Great Britain

'Greed personified' - Leaders slam European Super League

BORIS Johnson has said a European Super League would be very damaging change to the national sport and called on clubs involved to “answer to their fans” before going ahead with it.

The bombshell plan, announced on Sunday, saw United join Arsenal, Chelsea, Liverpool, Manchester City, Tottenham and six other European clubs in creating a rival competition to the Champions League.

It is anticipated three more clubs will join the breakaway group as founding members with the new competition, which will begin “as soon as practicable” to eventually feature 20 teams.

After the plans emerged on Sunday afternoon, the backlash was instantaneous throughout the game and beyond, before the clubs released statements just before midnight stating their intentions.

Announcing the news, Glazer, also vice-chairman of the Super League, said: “By bringing together the world’s greatest clubs and players to play each other throughout the season, the Super League will open a new chapter for European football, ensuring world-class competition and facilities, and increased financial support for the wider football pyramid.”

The Prime Minister took to Twitter to give his thoughts on the new plans.

He said: “Plans for a European Super League would be very damaging for football and we support football authorities in taking action.

“They would strike at the heart of the domestic game, and will concern fans across the country.

“The clubs involved must answer to their fans and the wider footballing community before taking any further steps.”
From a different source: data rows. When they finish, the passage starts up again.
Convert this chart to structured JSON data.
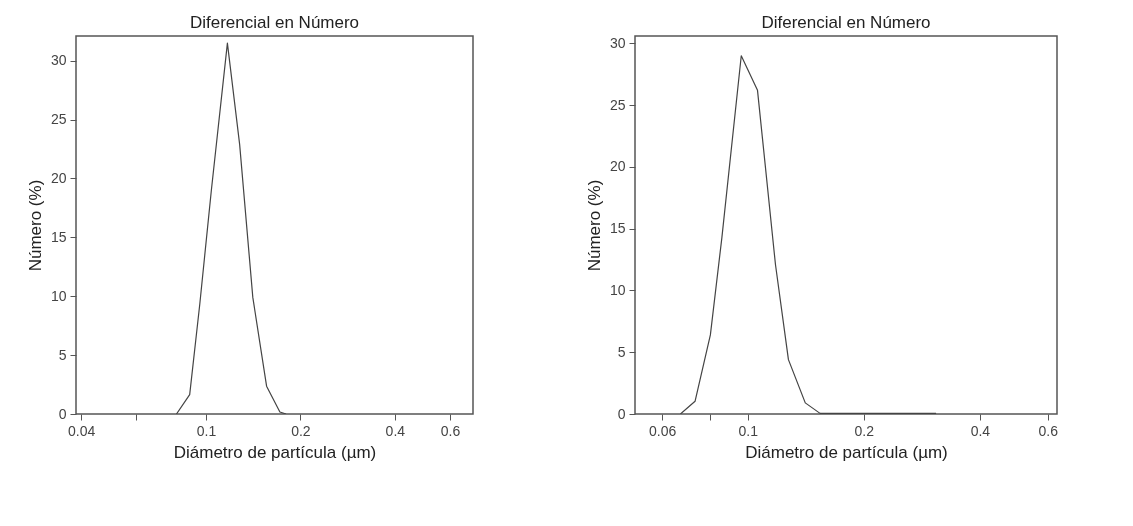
{
  "chart_data": [
    {
      "type": "line",
      "title": "Diferencial en Número",
      "xlabel": "Diámetro de partícula (µm)",
      "ylabel": "Número (%)",
      "log": "x",
      "grid": false,
      "marker": "none",
      "line_style": "solid",
      "xlim": [
        0.0385,
        0.71
      ],
      "xticks": [
        0.04,
        {
          "value": 0.06,
          "label": null
        },
        0.1,
        0.2,
        0.4,
        0.6
      ],
      "ylim": [
        0,
        32.1
      ],
      "yticks": [
        0,
        5,
        10,
        15,
        20,
        25,
        30
      ],
      "series": [
        {
          "color": "#444444",
          "x": [
            0.0805,
            0.0887,
            0.0955,
            0.104,
            0.117,
            0.128,
            0.141,
            0.156,
            0.172,
            0.18
          ],
          "values": [
            0,
            1.65,
            9.3,
            19.0,
            31.5,
            22.9,
            9.9,
            2.36,
            0.17,
            0
          ]
        }
      ]
    },
    {
      "type": "line",
      "title": "Diferencial en Número",
      "xlabel": "Diámetro de partícula (µm)",
      "ylabel": "Número (%)",
      "log": "x",
      "grid": false,
      "marker": "none",
      "line_style": "solid",
      "xlim": [
        0.051,
        0.634
      ],
      "xticks": [
        0.06,
        {
          "value": 0.08,
          "label": null
        },
        0.1,
        0.2,
        0.4,
        0.6
      ],
      "ylim": [
        0,
        30.6
      ],
      "yticks": [
        0,
        5,
        10,
        15,
        20,
        25,
        30
      ],
      "series": [
        {
          "color": "#444444",
          "x": [
            0.0669,
            0.073,
            0.08,
            0.0857,
            0.0962,
            0.106,
            0.118,
            0.1275,
            0.141,
            0.154,
            0.308
          ],
          "values": [
            0,
            1.03,
            6.4,
            14.3,
            29.0,
            26.2,
            12.1,
            4.4,
            0.9,
            0.05,
            0.05
          ]
        }
      ]
    }
  ]
}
Culture Secretary Oliver Dowden was also quick to criticise.

“With many fans, we are concerned that this plan could create a closed shop at the very top of our national game,” he said.

“Sustainability, integrity and fair competition are absolutely paramount and anything that undermines this is deeply troubling and damaging for football.”

Labour leader and Arsenal fan Sir Keir Starmer said the clubs reportedly involved “should rethink immediately” and added that a non-domestic league “ignores” supporters.

“This proposal risks shutting the door on fans for good, reducing them to mere spectators and consumers,” he said on Twitter.

Sir Ed Davey, leader of the Liberal Democrats, said: “This is greed personified, ripping the heart out of the English game, leaving clubs up and down the country to suffer after an awful year.

“The consequences of these plans reach far and wide. The Government must step in to prevent a small number of greedy, rich owners destroying the game we all love.”

Fans’ groups, including those linked to Liverpool, Spurs and Chelsea, have voiced their opposition to the clubs joining a super league.

Chelsea Supporters’ Trust said football supporters worldwide have “experienced the ultimate betrayal”, adding: “This is a decision of greed to line the pockets of those at the top and it has been made with no consideration for the loyal supporters, our history, our future or the future of football in this country.”